En ce jour d’équinoxe et d’éclipse, l’Orchestre National du Capitole de Toulouse proposait un concert original avec en programmation deux œuvres des compositeurs autrichiens Gustav Mahler et Hans Rott et sur fond de tableau la thématique des « Génies méconnus ». Si l’on connaît bien le répertoire pour voix et orchestre forgé par Mahler, notamment le cycle en quatre numéros proposé ce soir, Lieder eines fahrenden Gesellen (Chants d’un compagnon errant), son contemporain Hans Rott, décédé à l’âge de 26 ans et interné à la fin de sa vie, demeure largement méconnu. Son œuvre n’est retrouvée que dans les années 1980. Pour cette soirée de découverte relativement courte (un peu plus d’une heure en tout), l’orchestre était confié à la baguette de l’excellent chef français Marc Minkowski, entre autres fondateur et directeur de l’ensemble des Musiciens du Louvre.

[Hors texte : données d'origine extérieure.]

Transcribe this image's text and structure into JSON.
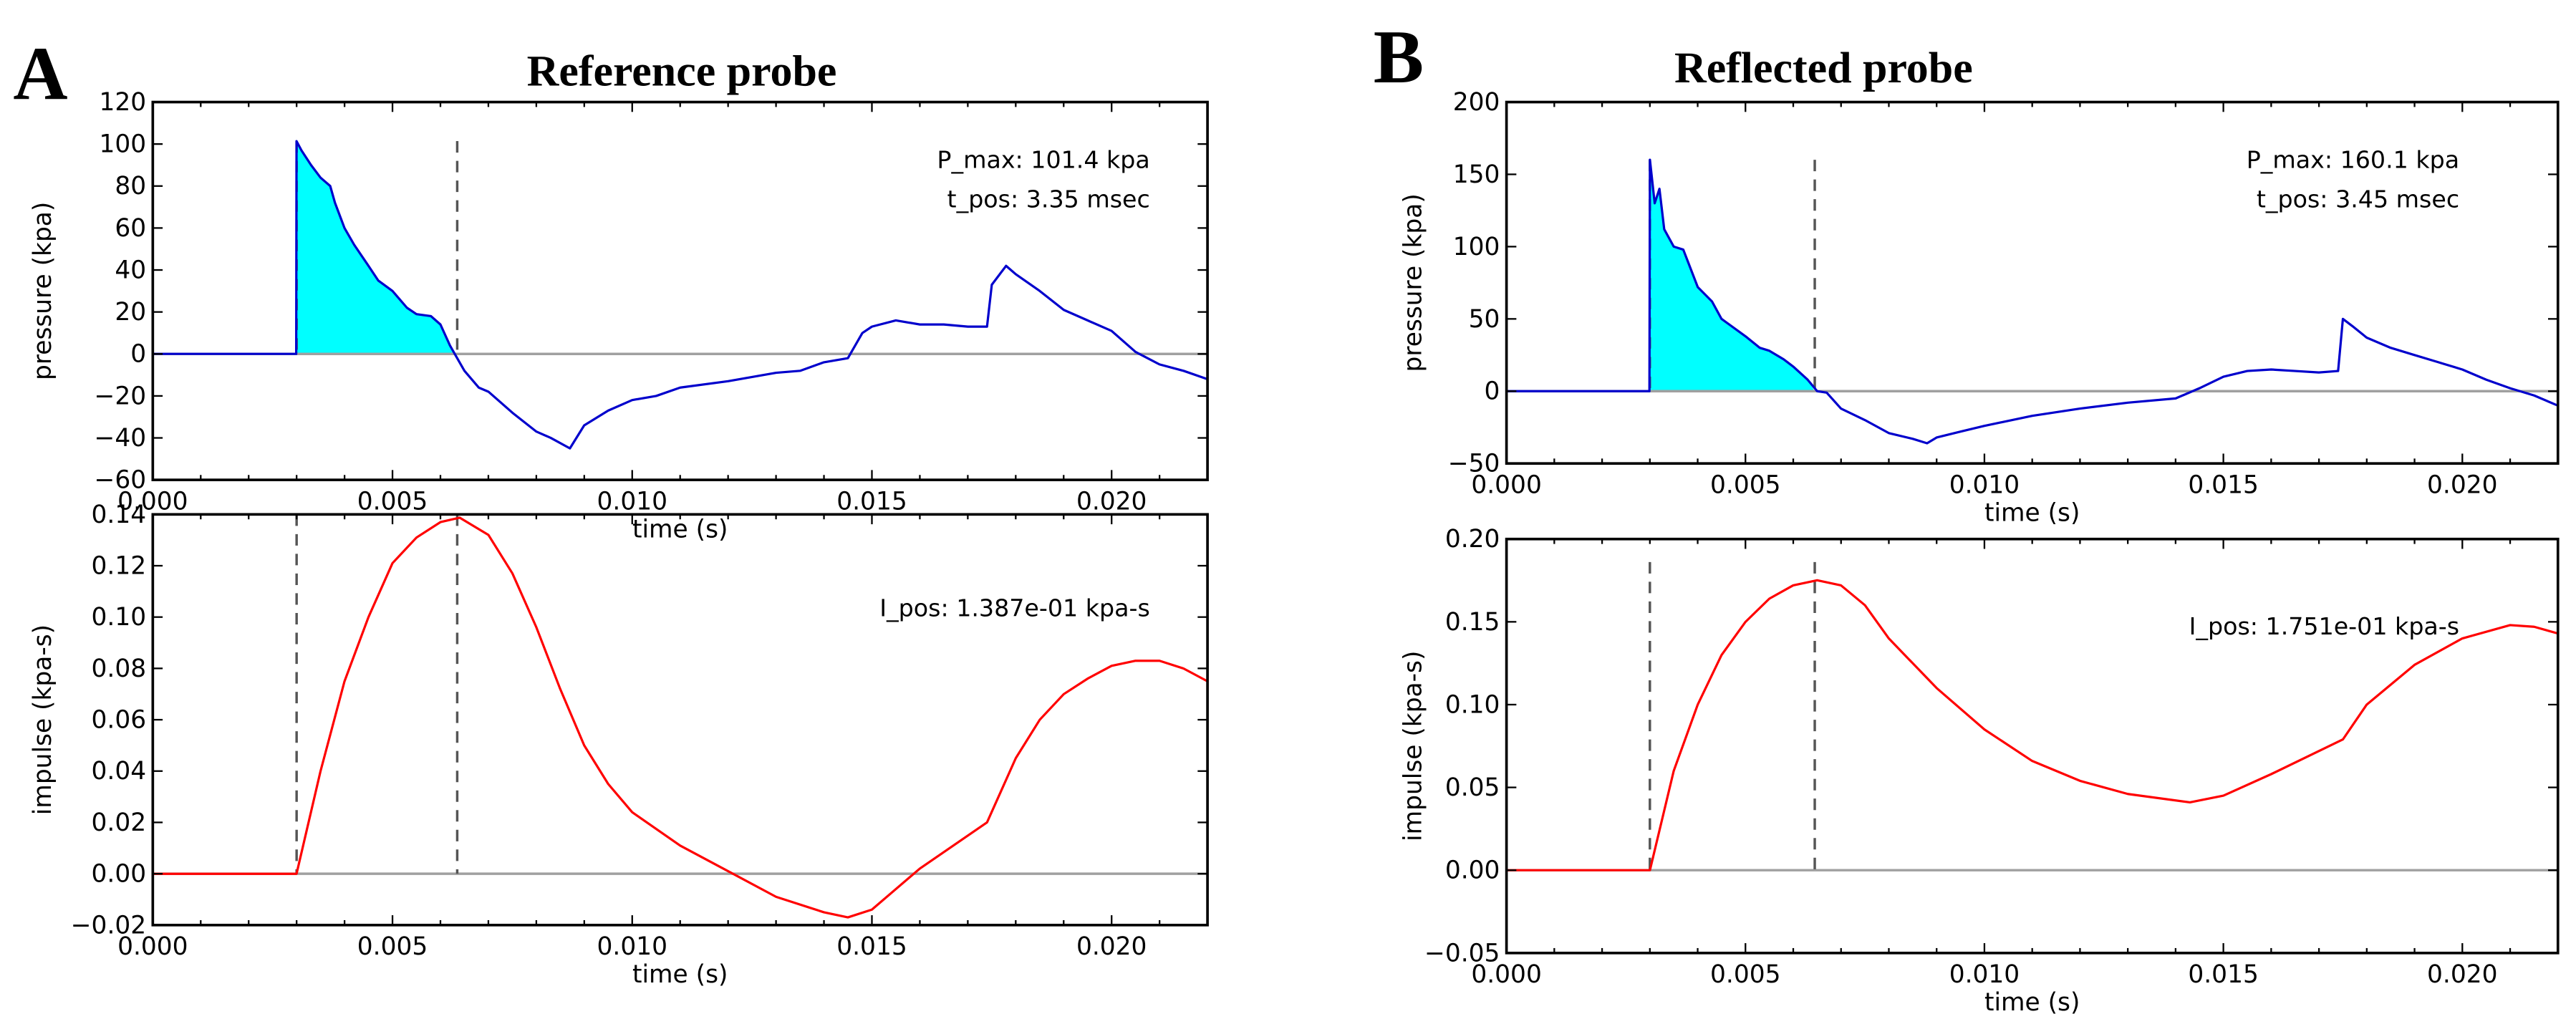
{
  "panels": [
    {
      "letter": "A",
      "title": "Reference probe",
      "colors": {
        "pressure": "#0000cc",
        "fill": "#00ffff",
        "impulse": "#ff0000",
        "zero": "#a0a0a0",
        "dashed": "#555555"
      },
      "dashed_x": [
        0.003,
        0.00635
      ],
      "chart_data": [
        {
          "type": "line",
          "xlabel": "time (s)",
          "ylabel": "pressure (kpa)",
          "xlim": [
            0,
            0.022
          ],
          "ylim": [
            -60,
            120
          ],
          "xticks": [
            "0.000",
            "0.005",
            "0.010",
            "0.015",
            "0.020"
          ],
          "yticks": [
            "−60",
            "−40",
            "−20",
            "0",
            "20",
            "40",
            "60",
            "80",
            "100",
            "120"
          ],
          "yticks_values": [
            -60,
            -40,
            -20,
            0,
            20,
            40,
            60,
            80,
            100,
            120
          ],
          "annotations": [
            "P_max: 101.4 kpa",
            "t_pos: 3.35 msec"
          ],
          "fill_range": [
            0.003,
            0.00635
          ],
          "points": [
            [
              0,
              0
            ],
            [
              0.00299,
              0
            ],
            [
              0.003,
              101.4
            ],
            [
              0.0031,
              97
            ],
            [
              0.0033,
              90
            ],
            [
              0.0035,
              84
            ],
            [
              0.0037,
              80
            ],
            [
              0.0038,
              72
            ],
            [
              0.004,
              60
            ],
            [
              0.0042,
              52
            ],
            [
              0.0045,
              42
            ],
            [
              0.0047,
              35
            ],
            [
              0.005,
              30
            ],
            [
              0.0053,
              22
            ],
            [
              0.0055,
              19
            ],
            [
              0.0058,
              18
            ],
            [
              0.006,
              14
            ],
            [
              0.0062,
              4
            ],
            [
              0.0063,
              0
            ],
            [
              0.0065,
              -8
            ],
            [
              0.0068,
              -16
            ],
            [
              0.007,
              -18
            ],
            [
              0.0075,
              -28
            ],
            [
              0.008,
              -37
            ],
            [
              0.0083,
              -40
            ],
            [
              0.0087,
              -45
            ],
            [
              0.009,
              -34
            ],
            [
              0.0095,
              -27
            ],
            [
              0.01,
              -22
            ],
            [
              0.0105,
              -20
            ],
            [
              0.011,
              -16
            ],
            [
              0.012,
              -13
            ],
            [
              0.013,
              -9
            ],
            [
              0.0135,
              -8
            ],
            [
              0.014,
              -4
            ],
            [
              0.0145,
              -2
            ],
            [
              0.0148,
              10
            ],
            [
              0.015,
              13
            ],
            [
              0.0155,
              16
            ],
            [
              0.016,
              14
            ],
            [
              0.0165,
              14
            ],
            [
              0.017,
              13
            ],
            [
              0.0174,
              13
            ],
            [
              0.0175,
              33
            ],
            [
              0.0178,
              42
            ],
            [
              0.018,
              38
            ],
            [
              0.0185,
              30
            ],
            [
              0.019,
              21
            ],
            [
              0.0195,
              16
            ],
            [
              0.02,
              11
            ],
            [
              0.0205,
              1
            ],
            [
              0.021,
              -5
            ],
            [
              0.0215,
              -8
            ],
            [
              0.022,
              -12
            ]
          ]
        },
        {
          "type": "line",
          "xlabel": "time (s)",
          "ylabel": "impulse (kpa-s)",
          "xlim": [
            0,
            0.022
          ],
          "ylim": [
            -0.02,
            0.14
          ],
          "xticks": [
            "0.000",
            "0.005",
            "0.010",
            "0.015",
            "0.020"
          ],
          "yticks": [
            "−0.02",
            "0.00",
            "0.02",
            "0.04",
            "0.06",
            "0.08",
            "0.10",
            "0.12",
            "0.14"
          ],
          "yticks_values": [
            -0.02,
            0,
            0.02,
            0.04,
            0.06,
            0.08,
            0.1,
            0.12,
            0.14
          ],
          "annotations": [
            "I_pos: 1.387e-01 kpa-s"
          ],
          "points": [
            [
              0,
              0
            ],
            [
              0.003,
              0
            ],
            [
              0.0035,
              0.04
            ],
            [
              0.004,
              0.075
            ],
            [
              0.0045,
              0.1
            ],
            [
              0.005,
              0.121
            ],
            [
              0.0055,
              0.131
            ],
            [
              0.006,
              0.137
            ],
            [
              0.0064,
              0.1387
            ],
            [
              0.007,
              0.132
            ],
            [
              0.0075,
              0.117
            ],
            [
              0.008,
              0.096
            ],
            [
              0.0085,
              0.072
            ],
            [
              0.009,
              0.05
            ],
            [
              0.0095,
              0.035
            ],
            [
              0.01,
              0.024
            ],
            [
              0.011,
              0.011
            ],
            [
              0.012,
              0.001
            ],
            [
              0.013,
              -0.009
            ],
            [
              0.014,
              -0.015
            ],
            [
              0.0145,
              -0.017
            ],
            [
              0.015,
              -0.014
            ],
            [
              0.0155,
              -0.006
            ],
            [
              0.016,
              0.002
            ],
            [
              0.0174,
              0.02
            ],
            [
              0.018,
              0.045
            ],
            [
              0.0185,
              0.06
            ],
            [
              0.019,
              0.07
            ],
            [
              0.0195,
              0.076
            ],
            [
              0.02,
              0.081
            ],
            [
              0.0205,
              0.083
            ],
            [
              0.021,
              0.083
            ],
            [
              0.0215,
              0.08
            ],
            [
              0.022,
              0.075
            ]
          ]
        }
      ]
    },
    {
      "letter": "B",
      "title": "Reflected probe",
      "colors": {
        "pressure": "#0000cc",
        "fill": "#00ffff",
        "impulse": "#ff0000",
        "zero": "#a0a0a0",
        "dashed": "#555555"
      },
      "dashed_x": [
        0.003,
        0.00645
      ],
      "chart_data": [
        {
          "type": "line",
          "xlabel": "time (s)",
          "ylabel": "pressure (kpa)",
          "xlim": [
            0,
            0.022
          ],
          "ylim": [
            -50,
            200
          ],
          "xticks": [
            "0.000",
            "0.005",
            "0.010",
            "0.015",
            "0.020"
          ],
          "yticks": [
            "−50",
            "0",
            "50",
            "100",
            "150",
            "200"
          ],
          "yticks_values": [
            -50,
            0,
            50,
            100,
            150,
            200
          ],
          "annotations": [
            "P_max: 160.1 kpa",
            "t_pos: 3.45 msec"
          ],
          "fill_range": [
            0.003,
            0.00645
          ],
          "points": [
            [
              0,
              0
            ],
            [
              0.00299,
              0
            ],
            [
              0.003,
              160.1
            ],
            [
              0.0031,
              130
            ],
            [
              0.0032,
              140
            ],
            [
              0.0033,
              112
            ],
            [
              0.0035,
              100
            ],
            [
              0.0037,
              98
            ],
            [
              0.004,
              72
            ],
            [
              0.0043,
              62
            ],
            [
              0.0045,
              50
            ],
            [
              0.005,
              38
            ],
            [
              0.0053,
              30
            ],
            [
              0.0055,
              28
            ],
            [
              0.0058,
              22
            ],
            [
              0.006,
              17
            ],
            [
              0.0063,
              8
            ],
            [
              0.0065,
              0
            ],
            [
              0.0067,
              -1
            ],
            [
              0.007,
              -12
            ],
            [
              0.0075,
              -20
            ],
            [
              0.008,
              -29
            ],
            [
              0.0085,
              -33
            ],
            [
              0.0088,
              -36
            ],
            [
              0.009,
              -32
            ],
            [
              0.0095,
              -28
            ],
            [
              0.01,
              -24
            ],
            [
              0.011,
              -17
            ],
            [
              0.012,
              -12
            ],
            [
              0.013,
              -8
            ],
            [
              0.014,
              -5
            ],
            [
              0.0145,
              2
            ],
            [
              0.015,
              10
            ],
            [
              0.0155,
              14
            ],
            [
              0.016,
              15
            ],
            [
              0.0165,
              14
            ],
            [
              0.017,
              13
            ],
            [
              0.0174,
              14
            ],
            [
              0.0175,
              50
            ],
            [
              0.0177,
              45
            ],
            [
              0.018,
              37
            ],
            [
              0.0185,
              30
            ],
            [
              0.019,
              25
            ],
            [
              0.0195,
              20
            ],
            [
              0.02,
              15
            ],
            [
              0.0205,
              8
            ],
            [
              0.021,
              2
            ],
            [
              0.0215,
              -3
            ],
            [
              0.022,
              -10
            ]
          ]
        },
        {
          "type": "line",
          "xlabel": "time (s)",
          "ylabel": "impulse (kpa-s)",
          "xlim": [
            0,
            0.022
          ],
          "ylim": [
            -0.05,
            0.2
          ],
          "xticks": [
            "0.000",
            "0.005",
            "0.010",
            "0.015",
            "0.020"
          ],
          "yticks": [
            "−0.05",
            "0.00",
            "0.05",
            "0.10",
            "0.15",
            "0.20"
          ],
          "yticks_values": [
            -0.05,
            0,
            0.05,
            0.1,
            0.15,
            0.2
          ],
          "annotations": [
            "I_pos: 1.751e-01 kpa-s"
          ],
          "points": [
            [
              0,
              0
            ],
            [
              0.003,
              0
            ],
            [
              0.0035,
              0.06
            ],
            [
              0.004,
              0.1
            ],
            [
              0.0045,
              0.13
            ],
            [
              0.005,
              0.15
            ],
            [
              0.0055,
              0.164
            ],
            [
              0.006,
              0.172
            ],
            [
              0.0065,
              0.1751
            ],
            [
              0.007,
              0.172
            ],
            [
              0.0075,
              0.16
            ],
            [
              0.008,
              0.14
            ],
            [
              0.009,
              0.11
            ],
            [
              0.01,
              0.085
            ],
            [
              0.011,
              0.066
            ],
            [
              0.012,
              0.054
            ],
            [
              0.013,
              0.046
            ],
            [
              0.0143,
              0.041
            ],
            [
              0.015,
              0.045
            ],
            [
              0.016,
              0.058
            ],
            [
              0.0175,
              0.079
            ],
            [
              0.018,
              0.1
            ],
            [
              0.019,
              0.124
            ],
            [
              0.02,
              0.14
            ],
            [
              0.021,
              0.148
            ],
            [
              0.0215,
              0.147
            ],
            [
              0.022,
              0.143
            ]
          ]
        }
      ]
    }
  ]
}
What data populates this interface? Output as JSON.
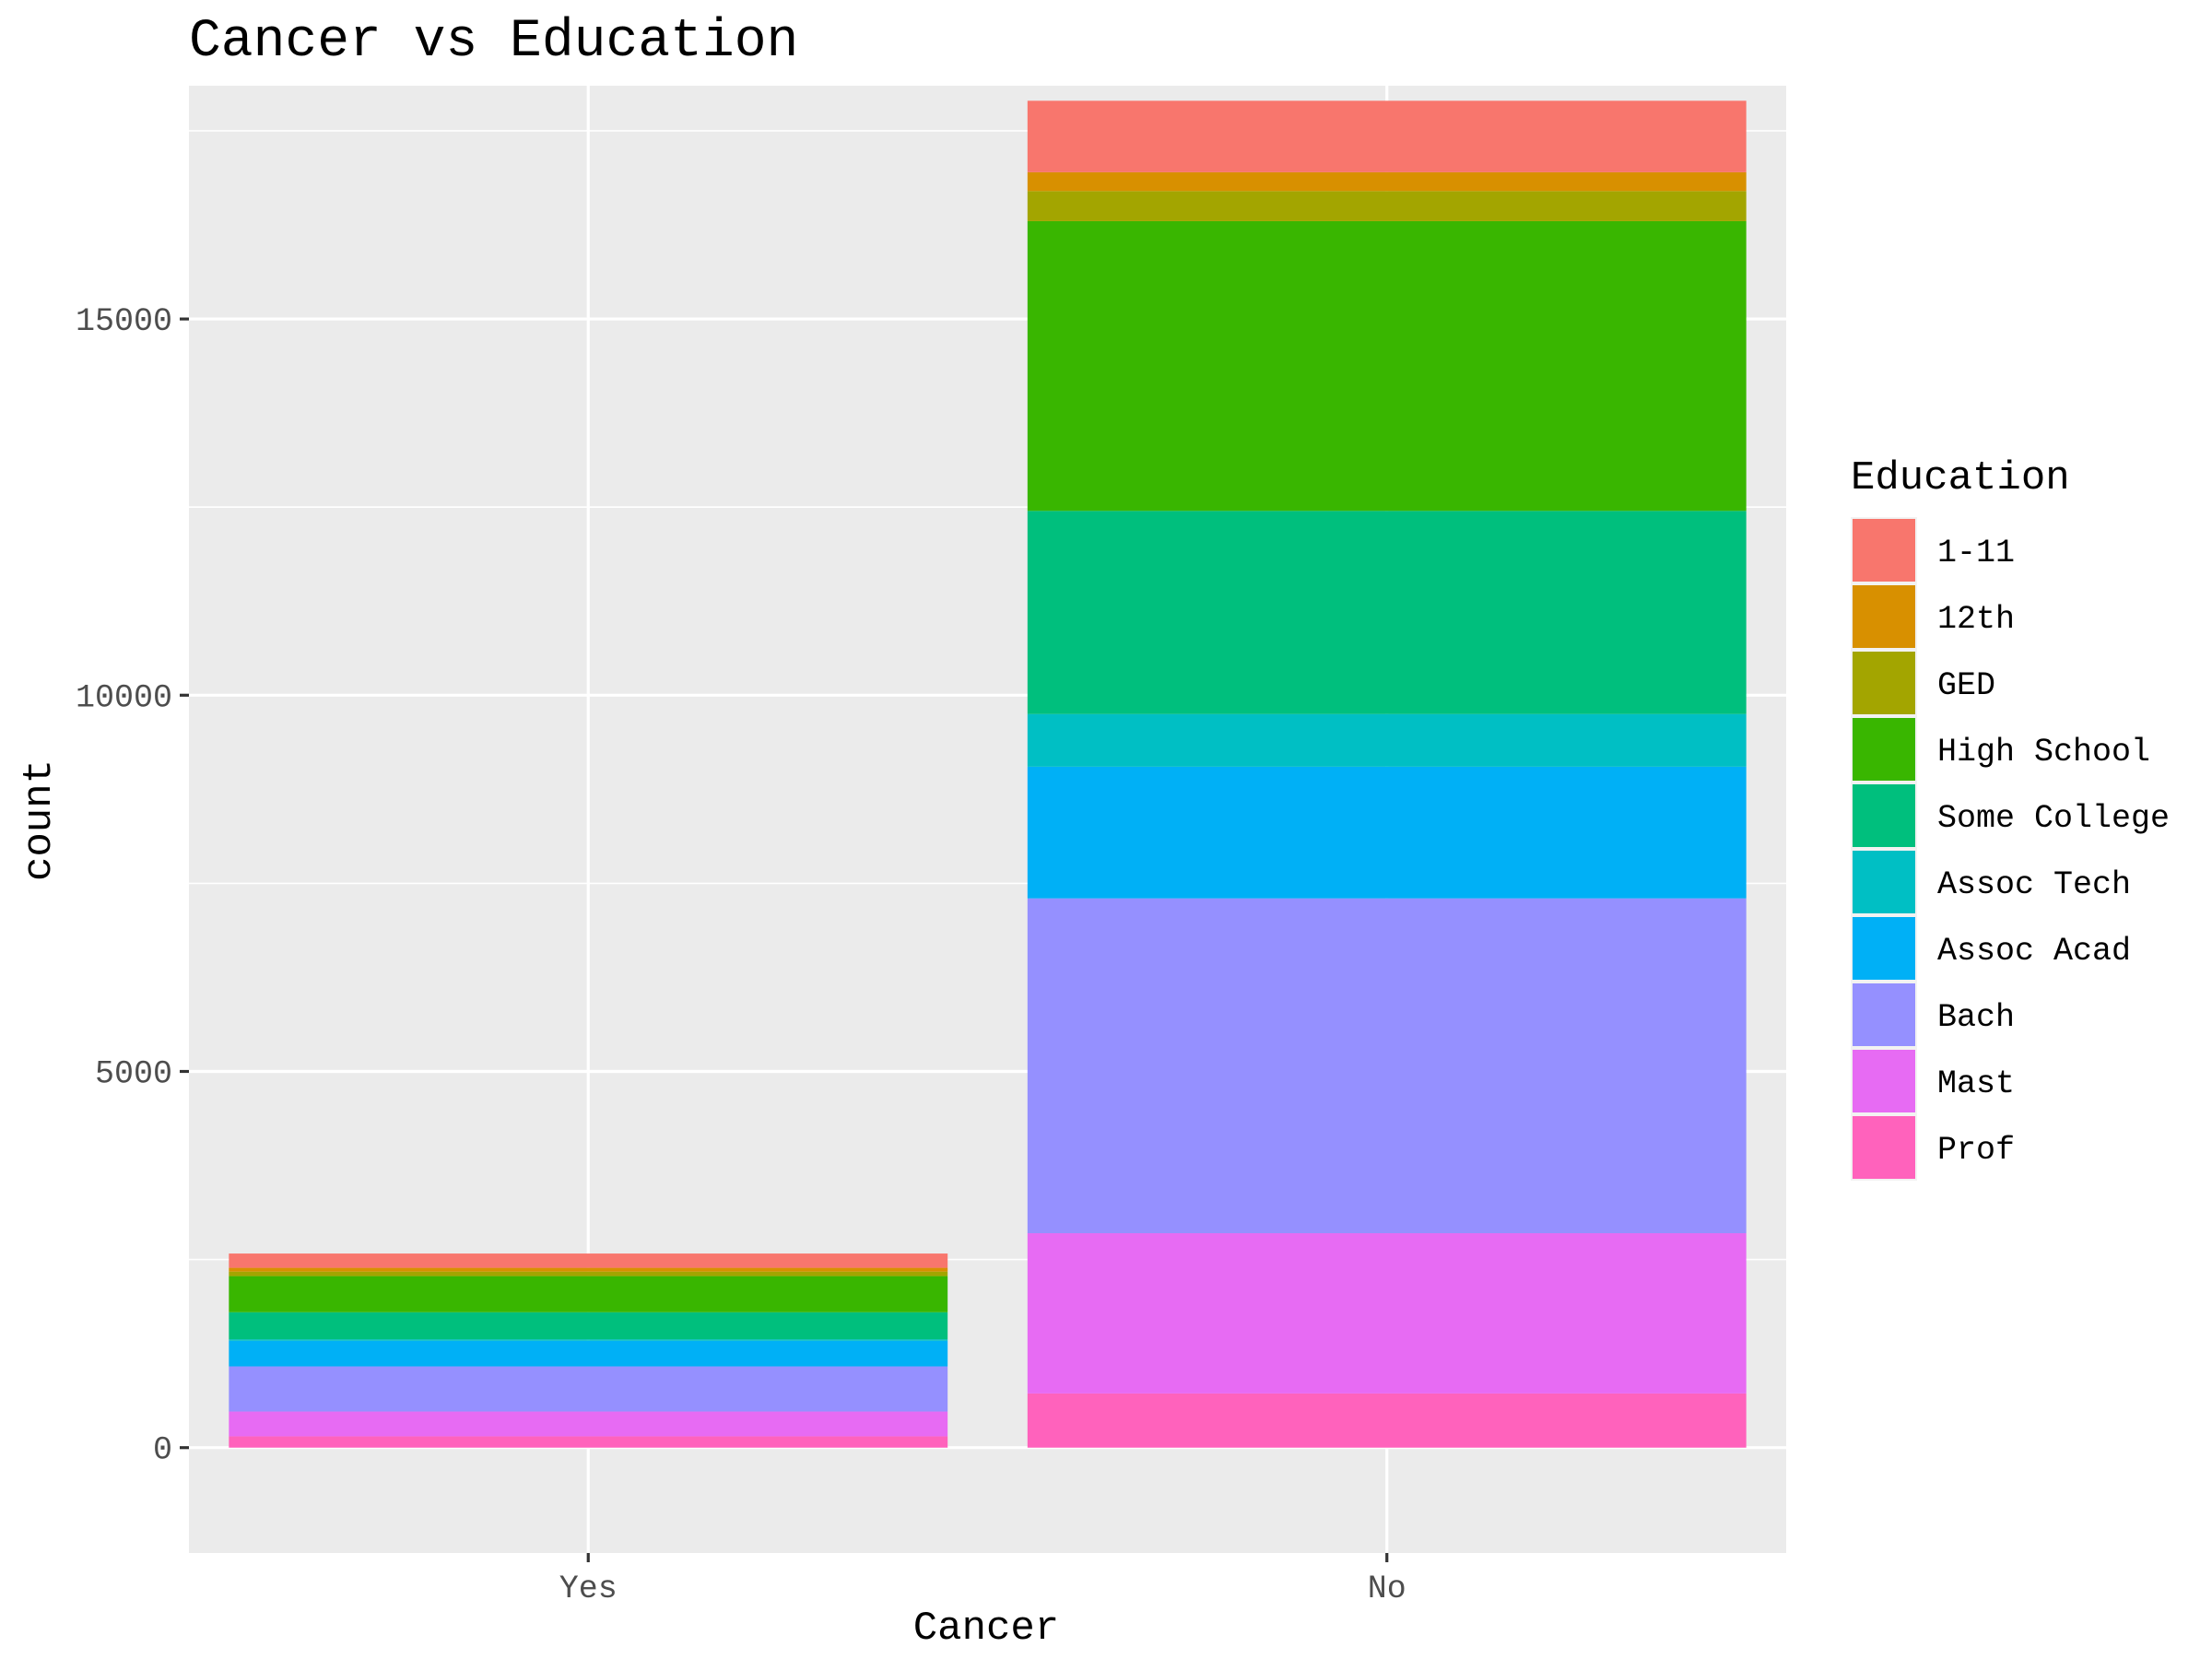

Florian Sempey, baryton © Jean-Pierre Ronnay
Florian Sempey, baryton
© Jean-Pierre Ronnay
Le cycle de Mahler, dans la plus pure tradition romantique, présente les tourments d’un jeune homme piégé par le destin qui recherche un apaisement dans l'errance. La voix de baryton est confiée à Florian Sempey, Révélation Artistique Lyrique aux Victoires de la Musique en 2013 et très fréquemment associé à Marc Minkowski et à son ensemble. Respectant l’atmosphère intimiste du lied, il aborde le premier numéro (Wenn mein Schatz Hochzeit macht) avec un pianississimo à peine audible. Mais l’équilibre avec l’orchestre est parfaitement maîtrisé et sa voix n’est jamais masquée par ce dernier. Le jeu avec l’orchestre et par exemple les piqués avec les flûtes dans Ging heut morgen übers Feld renforcent l’expression vocale qui dépeint à merveille la simplicité du personnage. L’exaltation du sentiment, qu’il soit colérique ou paisible, est très bien conduit, et suivi par un orchestre qui passe tantôt d’un effectif de chambre à un effectif symphonique massif. Les lancinants « O weh ! » (Hélas !) du Ich hab ein glühend Messer ainsi que le balancement tranquille entre tonique et dominante, symbole d'un esprit apaisé, dans Die zwei blauen Augen sont traités avec une extrême douceur qui captive littéralement l’assistance.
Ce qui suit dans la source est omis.